Clause 1
Sustainable Communities Bill
10:00 am

Phil Woolas (Minister of State (Local Government & Community Cohesion), Department for Communities and Local Government; Oldham East and Saddleworth, Labour)
I do not accept the logic of the argument that, because I have tabled an amendment to delete a subsection containing a title, I am therefore against the meaning of the title. However, logic apart, the hon. Gentleman has made an accusation, and it is incumbent on the Government to try to respond to it. In the development of housing—just as it was for the Macmillan Government in the 1950s and the new towns Acts that followed under Governments of both parties—Her Majesty’s loyal Opposition normally oppose housing growth.

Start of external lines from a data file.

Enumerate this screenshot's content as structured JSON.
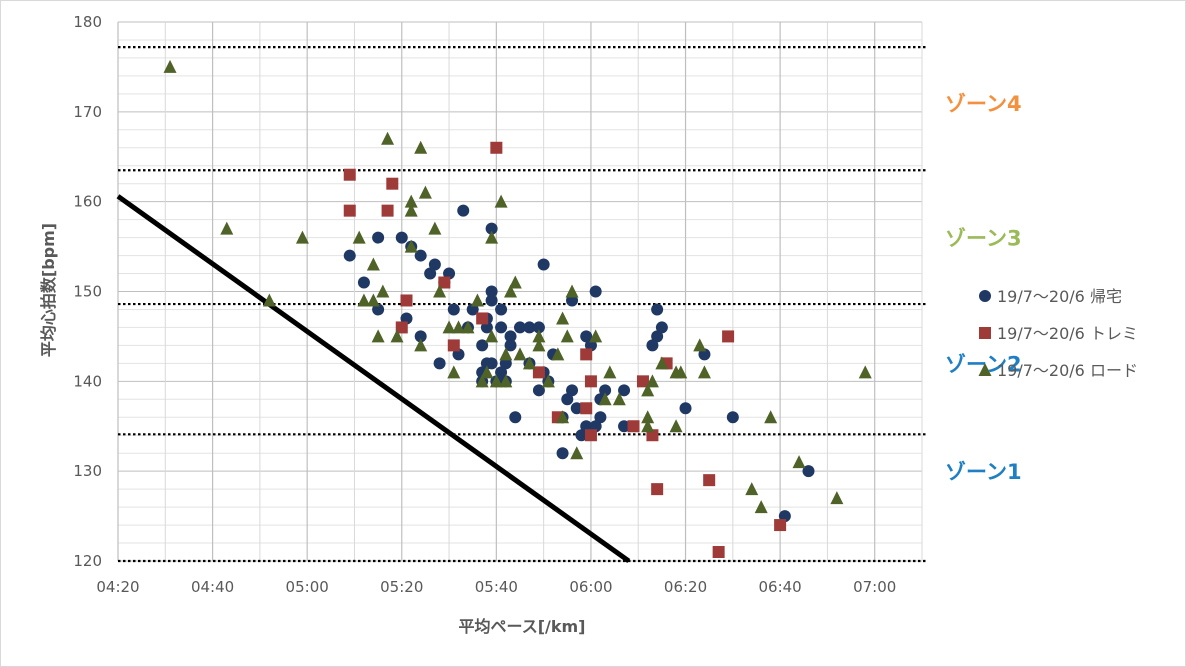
{
  "chart_data": {
    "type": "scatter",
    "xlabel": "平均ペース[/km]",
    "ylabel": "平均心拍数[bpm]",
    "xlim": [
      "04:20",
      "07:10"
    ],
    "ylim": [
      120,
      180
    ],
    "x_ticks": [
      "04:20",
      "04:40",
      "05:00",
      "05:20",
      "05:40",
      "06:00",
      "06:20",
      "06:40",
      "07:00"
    ],
    "y_ticks": [
      "120",
      "130",
      "140",
      "150",
      "160",
      "170",
      "180"
    ],
    "grid": "x major and y minor gridlines",
    "legend": "right",
    "zones": [
      {
        "label": "ゾーン4",
        "color": "#f4913e",
        "y": 171
      },
      {
        "label": "ゾーン3",
        "color": "#9bbb59",
        "y": 156
      },
      {
        "label": "ゾーン2",
        "color": "#1f7fc4",
        "y": 142
      },
      {
        "label": "ゾーン1",
        "color": "#1f7fc4",
        "y": 130
      }
    ],
    "zone_boundaries": [
      177.2,
      163.5,
      148.6,
      134.1,
      120.0
    ],
    "reference_line": {
      "from": [
        "04:20",
        160.6
      ],
      "to": [
        "06:08",
        120
      ]
    },
    "series": [
      {
        "name": "19/7～20/6 帰宅",
        "marker": "circle",
        "color": "#1f3864",
        "points": [
          [
            "05:09",
            154
          ],
          [
            "05:12",
            151
          ],
          [
            "05:15",
            148
          ],
          [
            "05:15",
            156
          ],
          [
            "05:20",
            156
          ],
          [
            "05:21",
            147
          ],
          [
            "05:22",
            155
          ],
          [
            "05:24",
            154
          ],
          [
            "05:24",
            145
          ],
          [
            "05:26",
            152
          ],
          [
            "05:27",
            153
          ],
          [
            "05:28",
            142
          ],
          [
            "05:29",
            151
          ],
          [
            "05:30",
            152
          ],
          [
            "05:31",
            148
          ],
          [
            "05:32",
            143
          ],
          [
            "05:33",
            159
          ],
          [
            "05:34",
            146
          ],
          [
            "05:35",
            148
          ],
          [
            "05:37",
            144
          ],
          [
            "05:37",
            141
          ],
          [
            "05:37",
            140
          ],
          [
            "05:38",
            142
          ],
          [
            "05:38",
            147
          ],
          [
            "05:38",
            146
          ],
          [
            "05:39",
            157
          ],
          [
            "05:39",
            150
          ],
          [
            "05:39",
            149
          ],
          [
            "05:39",
            142
          ],
          [
            "05:40",
            140
          ],
          [
            "05:41",
            148
          ],
          [
            "05:41",
            141
          ],
          [
            "05:41",
            146
          ],
          [
            "05:42",
            140
          ],
          [
            "05:42",
            142
          ],
          [
            "05:43",
            145
          ],
          [
            "05:43",
            144
          ],
          [
            "05:44",
            136
          ],
          [
            "05:45",
            146
          ],
          [
            "05:47",
            146
          ],
          [
            "05:47",
            142
          ],
          [
            "05:49",
            146
          ],
          [
            "05:49",
            139
          ],
          [
            "05:50",
            153
          ],
          [
            "05:50",
            141
          ],
          [
            "05:51",
            140
          ],
          [
            "05:52",
            143
          ],
          [
            "05:54",
            132
          ],
          [
            "05:54",
            136
          ],
          [
            "05:55",
            138
          ],
          [
            "05:56",
            149
          ],
          [
            "05:56",
            139
          ],
          [
            "05:57",
            137
          ],
          [
            "05:58",
            134
          ],
          [
            "05:59",
            135
          ],
          [
            "05:59",
            145
          ],
          [
            "06:00",
            144
          ],
          [
            "06:01",
            150
          ],
          [
            "06:01",
            135
          ],
          [
            "06:02",
            138
          ],
          [
            "06:02",
            136
          ],
          [
            "06:03",
            139
          ],
          [
            "06:07",
            135
          ],
          [
            "06:07",
            139
          ],
          [
            "06:13",
            144
          ],
          [
            "06:14",
            145
          ],
          [
            "06:14",
            148
          ],
          [
            "06:15",
            146
          ],
          [
            "06:20",
            137
          ],
          [
            "06:24",
            143
          ],
          [
            "06:30",
            136
          ],
          [
            "06:41",
            125
          ],
          [
            "06:46",
            130
          ]
        ]
      },
      {
        "name": "19/7～20/6 トレミ",
        "marker": "square",
        "color": "#9e3a38",
        "points": [
          [
            "05:09",
            159
          ],
          [
            "05:09",
            163
          ],
          [
            "05:17",
            159
          ],
          [
            "05:18",
            162
          ],
          [
            "05:20",
            146
          ],
          [
            "05:21",
            149
          ],
          [
            "05:29",
            151
          ],
          [
            "05:31",
            144
          ],
          [
            "05:37",
            147
          ],
          [
            "05:40",
            166
          ],
          [
            "05:49",
            141
          ],
          [
            "05:53",
            136
          ],
          [
            "05:59",
            143
          ],
          [
            "05:59",
            137
          ],
          [
            "06:00",
            140
          ],
          [
            "06:00",
            134
          ],
          [
            "06:09",
            135
          ],
          [
            "06:11",
            140
          ],
          [
            "06:13",
            134
          ],
          [
            "06:14",
            128
          ],
          [
            "06:16",
            142
          ],
          [
            "06:25",
            129
          ],
          [
            "06:27",
            121
          ],
          [
            "06:29",
            145
          ],
          [
            "06:40",
            124
          ]
        ]
      },
      {
        "name": "19/7～20/6 ロード",
        "marker": "triangle",
        "color": "#4f6228",
        "points": [
          [
            "04:31",
            175
          ],
          [
            "04:43",
            157
          ],
          [
            "04:52",
            149
          ],
          [
            "04:59",
            156
          ],
          [
            "05:11",
            156
          ],
          [
            "05:12",
            149
          ],
          [
            "05:14",
            153
          ],
          [
            "05:14",
            149
          ],
          [
            "05:15",
            145
          ],
          [
            "05:16",
            150
          ],
          [
            "05:17",
            167
          ],
          [
            "05:19",
            145
          ],
          [
            "05:22",
            160
          ],
          [
            "05:22",
            159
          ],
          [
            "05:22",
            155
          ],
          [
            "05:24",
            166
          ],
          [
            "05:24",
            144
          ],
          [
            "05:25",
            161
          ],
          [
            "05:27",
            157
          ],
          [
            "05:28",
            150
          ],
          [
            "05:30",
            146
          ],
          [
            "05:31",
            141
          ],
          [
            "05:32",
            146
          ],
          [
            "05:34",
            146
          ],
          [
            "05:36",
            149
          ],
          [
            "05:37",
            140
          ],
          [
            "05:38",
            141
          ],
          [
            "05:39",
            156
          ],
          [
            "05:39",
            145
          ],
          [
            "05:40",
            140
          ],
          [
            "05:41",
            160
          ],
          [
            "05:42",
            143
          ],
          [
            "05:42",
            140
          ],
          [
            "05:43",
            150
          ],
          [
            "05:44",
            151
          ],
          [
            "05:45",
            143
          ],
          [
            "05:47",
            142
          ],
          [
            "05:49",
            145
          ],
          [
            "05:49",
            144
          ],
          [
            "05:51",
            140
          ],
          [
            "05:53",
            143
          ],
          [
            "05:54",
            147
          ],
          [
            "05:54",
            136
          ],
          [
            "05:55",
            145
          ],
          [
            "05:56",
            150
          ],
          [
            "05:57",
            132
          ],
          [
            "06:01",
            145
          ],
          [
            "06:03",
            138
          ],
          [
            "06:04",
            141
          ],
          [
            "06:06",
            138
          ],
          [
            "06:12",
            136
          ],
          [
            "06:12",
            135
          ],
          [
            "06:12",
            139
          ],
          [
            "06:13",
            140
          ],
          [
            "06:15",
            142
          ],
          [
            "06:18",
            141
          ],
          [
            "06:18",
            135
          ],
          [
            "06:19",
            141
          ],
          [
            "06:23",
            144
          ],
          [
            "06:24",
            141
          ],
          [
            "06:34",
            128
          ],
          [
            "06:36",
            126
          ],
          [
            "06:38",
            136
          ],
          [
            "06:44",
            131
          ],
          [
            "06:52",
            127
          ],
          [
            "06:58",
            141
          ]
        ]
      }
    ]
  }
}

If one reads the Hansard on the housing Act from the 1950s, one will see the Labour Opposition at the time making the same accusation against the then Conservative Government.
The point of housing growth is to ensure that communities are sustainable, because housing growth represents changes in demography that have an impact across not just the region but the whole country. The test that the hon. Gentleman is laying down is fair. Is the growth in housing in new areas contributing towards the sustainability of those areas or not? That is why the question on infrastructure, which he has asked on many occasions and that he and I have debated before, is important and fair. It is one that any hon. Member would ask about his own constituency. I recognise that the planning gains supplement is subject to debate and to testing as well, but the measures that we have put in place, and are putting in place, on infrastructure and, importantly, on funding policies, funding formula and the funding mechanism, and the desirability to join up such policies, funding streams and formulas between Departments and agencies, are one of the biggest tests for public policy.
The idea of a local area agreement, with pooled funding across Government agencies, greater flexibility and a statutory duty on agencies to co-operate—things that are strongly supported by the cross-party Local Government Association and which are reflected in Government policies, including the Local Government and Public Involvement in Health Bill, which is being debated in Committee—is in part to meet the point that the hon. Gentleman and others have been consistently making over the past months. That is why the agreement is getting support, and there is a strong connection between the goals of this Bill and the Local Government and Public Involvement in Health Bill, and the policies that are already in place. That is why the hon. Gentleman’s second point is unfair
I said that I do not intend to wreck the Bill; I merely want a debate about it. The Committee has an opportunity to get the best out of the Bill and to seek to meld that with the Local Government and Public Involvement in Health Bill. I am more than willing to amend that Bill and to take the best out of the Committee’s deliberations.